After some deep thought, I've come to the conclusion I need to shift gears with my shop. I'm about to stop taking jobs from the general public. I've already given up working on anything with a pull cord. 

This season has brought me a parade of knuckleheads wanting me to work on 15-20 year old conventional riding mowers. It's like playing whack-a-mole. Once you fix something, something else breaks, and more than a few of them seem to think I should work for free to replace a drive belt because I replaced their magneto 3 months ago. Replaced the engine on a mid-70's Gilson tiller with a HF Predator back in March. Guy brought it back to me last week and said it won't start. Asked him if it just started doing it? He said... "I haven't started it since the day I picked up from you". Knucklehead... 90 warranty from HF for a part defect.... Zero warranty on 6 month old ethanol fuel.

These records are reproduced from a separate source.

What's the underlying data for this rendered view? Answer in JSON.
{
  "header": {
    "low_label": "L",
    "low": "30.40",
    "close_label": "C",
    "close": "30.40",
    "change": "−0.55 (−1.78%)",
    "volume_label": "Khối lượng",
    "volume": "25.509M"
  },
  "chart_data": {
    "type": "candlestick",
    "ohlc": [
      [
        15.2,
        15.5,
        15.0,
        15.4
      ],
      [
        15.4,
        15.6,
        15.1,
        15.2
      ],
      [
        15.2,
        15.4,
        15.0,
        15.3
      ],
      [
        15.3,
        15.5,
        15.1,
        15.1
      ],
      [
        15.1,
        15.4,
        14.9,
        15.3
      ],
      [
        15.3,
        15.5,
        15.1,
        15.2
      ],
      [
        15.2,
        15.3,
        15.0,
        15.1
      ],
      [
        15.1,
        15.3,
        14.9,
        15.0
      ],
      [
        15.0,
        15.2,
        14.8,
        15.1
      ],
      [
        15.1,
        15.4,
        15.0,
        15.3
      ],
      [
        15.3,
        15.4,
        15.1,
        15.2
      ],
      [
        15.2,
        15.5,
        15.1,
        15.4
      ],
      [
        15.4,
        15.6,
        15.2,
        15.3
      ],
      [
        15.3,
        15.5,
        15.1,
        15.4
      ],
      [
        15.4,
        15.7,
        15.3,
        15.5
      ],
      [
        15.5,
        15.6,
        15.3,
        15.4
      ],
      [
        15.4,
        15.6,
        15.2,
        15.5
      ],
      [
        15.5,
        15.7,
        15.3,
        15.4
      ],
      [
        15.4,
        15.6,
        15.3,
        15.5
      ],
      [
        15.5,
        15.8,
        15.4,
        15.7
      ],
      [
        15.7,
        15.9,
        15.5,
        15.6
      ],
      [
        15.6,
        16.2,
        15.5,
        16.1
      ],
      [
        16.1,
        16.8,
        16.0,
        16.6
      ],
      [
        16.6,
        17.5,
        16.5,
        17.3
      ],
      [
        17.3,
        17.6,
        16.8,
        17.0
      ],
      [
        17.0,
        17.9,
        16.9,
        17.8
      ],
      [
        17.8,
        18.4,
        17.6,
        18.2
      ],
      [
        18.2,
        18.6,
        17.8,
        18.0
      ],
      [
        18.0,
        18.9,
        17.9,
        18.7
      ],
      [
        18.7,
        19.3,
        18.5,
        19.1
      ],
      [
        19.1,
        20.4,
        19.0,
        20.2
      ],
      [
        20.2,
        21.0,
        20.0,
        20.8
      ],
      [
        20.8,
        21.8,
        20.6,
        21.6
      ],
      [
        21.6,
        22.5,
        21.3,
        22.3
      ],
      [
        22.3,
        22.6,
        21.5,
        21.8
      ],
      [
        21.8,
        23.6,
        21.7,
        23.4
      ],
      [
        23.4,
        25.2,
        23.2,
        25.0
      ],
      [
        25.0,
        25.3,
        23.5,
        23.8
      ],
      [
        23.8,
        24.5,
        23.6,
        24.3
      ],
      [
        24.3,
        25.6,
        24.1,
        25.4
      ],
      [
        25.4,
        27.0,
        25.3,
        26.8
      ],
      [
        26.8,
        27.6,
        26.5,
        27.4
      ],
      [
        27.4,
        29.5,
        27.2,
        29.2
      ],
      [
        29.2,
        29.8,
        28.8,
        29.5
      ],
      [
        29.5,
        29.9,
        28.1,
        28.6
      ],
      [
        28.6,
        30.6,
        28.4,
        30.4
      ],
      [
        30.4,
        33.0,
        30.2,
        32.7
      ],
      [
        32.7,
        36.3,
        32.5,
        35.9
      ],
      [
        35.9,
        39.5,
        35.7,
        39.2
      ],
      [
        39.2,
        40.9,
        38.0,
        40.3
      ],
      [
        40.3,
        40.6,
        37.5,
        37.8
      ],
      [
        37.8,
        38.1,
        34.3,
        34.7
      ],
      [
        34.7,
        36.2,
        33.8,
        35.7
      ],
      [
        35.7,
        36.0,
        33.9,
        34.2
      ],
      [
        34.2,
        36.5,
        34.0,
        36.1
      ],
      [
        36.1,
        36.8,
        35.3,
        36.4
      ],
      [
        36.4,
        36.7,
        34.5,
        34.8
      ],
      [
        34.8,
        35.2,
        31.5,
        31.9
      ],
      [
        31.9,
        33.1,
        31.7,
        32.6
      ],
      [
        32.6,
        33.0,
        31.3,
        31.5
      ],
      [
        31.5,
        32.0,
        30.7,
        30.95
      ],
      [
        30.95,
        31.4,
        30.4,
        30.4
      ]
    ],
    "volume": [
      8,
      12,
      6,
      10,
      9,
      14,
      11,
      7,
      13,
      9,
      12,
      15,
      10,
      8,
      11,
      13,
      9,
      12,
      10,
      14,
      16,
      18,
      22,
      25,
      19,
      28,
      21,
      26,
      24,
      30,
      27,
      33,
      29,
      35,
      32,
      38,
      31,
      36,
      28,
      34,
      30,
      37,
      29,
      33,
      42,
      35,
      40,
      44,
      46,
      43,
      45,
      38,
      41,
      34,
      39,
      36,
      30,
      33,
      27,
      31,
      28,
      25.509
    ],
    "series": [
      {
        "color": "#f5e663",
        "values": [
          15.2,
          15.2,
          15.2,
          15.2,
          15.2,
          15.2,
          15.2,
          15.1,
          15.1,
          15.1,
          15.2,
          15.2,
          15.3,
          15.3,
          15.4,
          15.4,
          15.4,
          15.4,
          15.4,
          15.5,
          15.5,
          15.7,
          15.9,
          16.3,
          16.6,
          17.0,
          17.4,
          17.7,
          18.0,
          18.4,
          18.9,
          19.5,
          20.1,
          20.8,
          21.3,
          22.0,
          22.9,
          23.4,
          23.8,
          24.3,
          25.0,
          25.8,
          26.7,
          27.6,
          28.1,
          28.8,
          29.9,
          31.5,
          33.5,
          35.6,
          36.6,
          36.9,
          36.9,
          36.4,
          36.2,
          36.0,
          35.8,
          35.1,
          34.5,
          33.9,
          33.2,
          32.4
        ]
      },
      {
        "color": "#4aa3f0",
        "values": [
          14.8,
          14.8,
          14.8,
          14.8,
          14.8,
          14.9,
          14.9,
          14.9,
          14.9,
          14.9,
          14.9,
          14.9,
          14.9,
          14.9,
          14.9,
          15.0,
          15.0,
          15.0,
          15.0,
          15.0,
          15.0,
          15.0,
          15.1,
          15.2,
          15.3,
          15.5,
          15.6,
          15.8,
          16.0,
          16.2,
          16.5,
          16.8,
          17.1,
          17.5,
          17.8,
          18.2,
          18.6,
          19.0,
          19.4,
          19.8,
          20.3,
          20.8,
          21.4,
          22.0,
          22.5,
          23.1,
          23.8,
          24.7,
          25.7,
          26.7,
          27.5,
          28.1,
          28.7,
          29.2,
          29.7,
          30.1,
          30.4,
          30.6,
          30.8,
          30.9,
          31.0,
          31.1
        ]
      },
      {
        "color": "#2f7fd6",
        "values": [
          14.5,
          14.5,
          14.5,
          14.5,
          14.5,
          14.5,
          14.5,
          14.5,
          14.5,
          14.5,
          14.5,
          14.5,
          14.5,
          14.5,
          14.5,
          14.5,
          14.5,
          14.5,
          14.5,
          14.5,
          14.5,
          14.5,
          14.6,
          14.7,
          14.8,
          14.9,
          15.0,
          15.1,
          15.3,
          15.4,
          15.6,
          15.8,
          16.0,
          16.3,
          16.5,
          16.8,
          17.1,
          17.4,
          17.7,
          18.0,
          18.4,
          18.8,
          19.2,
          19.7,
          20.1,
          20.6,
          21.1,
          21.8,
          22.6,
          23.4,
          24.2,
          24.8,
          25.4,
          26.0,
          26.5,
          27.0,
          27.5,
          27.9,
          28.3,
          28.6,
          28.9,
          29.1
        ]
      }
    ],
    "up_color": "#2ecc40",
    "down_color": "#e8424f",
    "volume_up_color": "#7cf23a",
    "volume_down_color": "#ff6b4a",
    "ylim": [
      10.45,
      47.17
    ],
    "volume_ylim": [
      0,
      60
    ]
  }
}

I'm going to keep some of my customers that have the high-end zero turns and start focusing on commercial z-turn flips. Way more money, less grief, and time involved. The knucklehead with the 1995 Yard Man can find somebody else to work on his $200 mower


----------



## pogobill (Jan 31, 2012)

There are plenty of knuckleheads out there, for sure. Brings to mind a story, that I believe jhngardner367 shared with us in his Michigan days, about a neighbour that had trouble with a snowblower. Apparently he tried using it to spread gravel in the summer time.....
You can't be burning up daylight hours on a $200.00 mower like you said, there are bills to pay!


----------



## Bob Driver (Nov 1, 2017)

Replaced a locked up starter and bad starter relay. Drove it on the trailer and delivered it to the customer. He didn't have the cash at that moment, so I said "catch me next week".
*
Two weeks later, *I call about my money. He's says.... "Transmission won't go in gear, come pick it up, and fix whatever you screwed up". This was after he mowed 3 acres with it.

Told him .... "It only cost me $65 in wholesale parts on the starter job and it's worth being out $65 in cash to me for you to not to call me again"


----------



## andyvh1959 (Jul 1, 2015)

Fully understand and a good realistic viewpoint. People just assume their old engines and equipment should work with no more effort than running their microwave. 

At the BMW dealership I worked at part time, had a customer bring his BMW K750 back for service because it wouldn't start. The fuel pump was rusted tight in REALLY skanky fuel. He wanted the fuel pump replacement covered by the shop because the shop installed a new fuel pump just 1.5 year prior. He had ridden the bike less than 300 miles since that previous fuel pump replacement, on the same gas that was in it back then. The same fuel pump in my 94 BMW R1100RS lasted 22 years/180,000 miles, and actually still worked. But, a short bent fuel hose had failed, so I replaced the pump back in 2016.


----------



## Bob Driver (Nov 1, 2017)

I started to consider marking any parts I replaced with a paint pen to narrow down the perceived warranty claims.

I don't need the grief of a customer that thinks a $100 parts/labor invoice to replace a starter and solenoid buys you a "Bumper-to-Bumper" warranty for the next 6 months


----------



## andyvh1959 (Jul 1, 2015)

Actually to mark the parts you've worked on with a paint pen is a very good idea. You could sell it as a method to insure you have properly serviced those areas. A "telltale" mark is a system Parker trains for making hydraulic system plumbing connections.


----------



## Bob Driver (Nov 1, 2017)

I usually put a hidden "punch mark" on any used parts I sell. Keeps guys from coming back two days later with their old magneto, or starter solenoid, and saying mine "Didn't work"


----------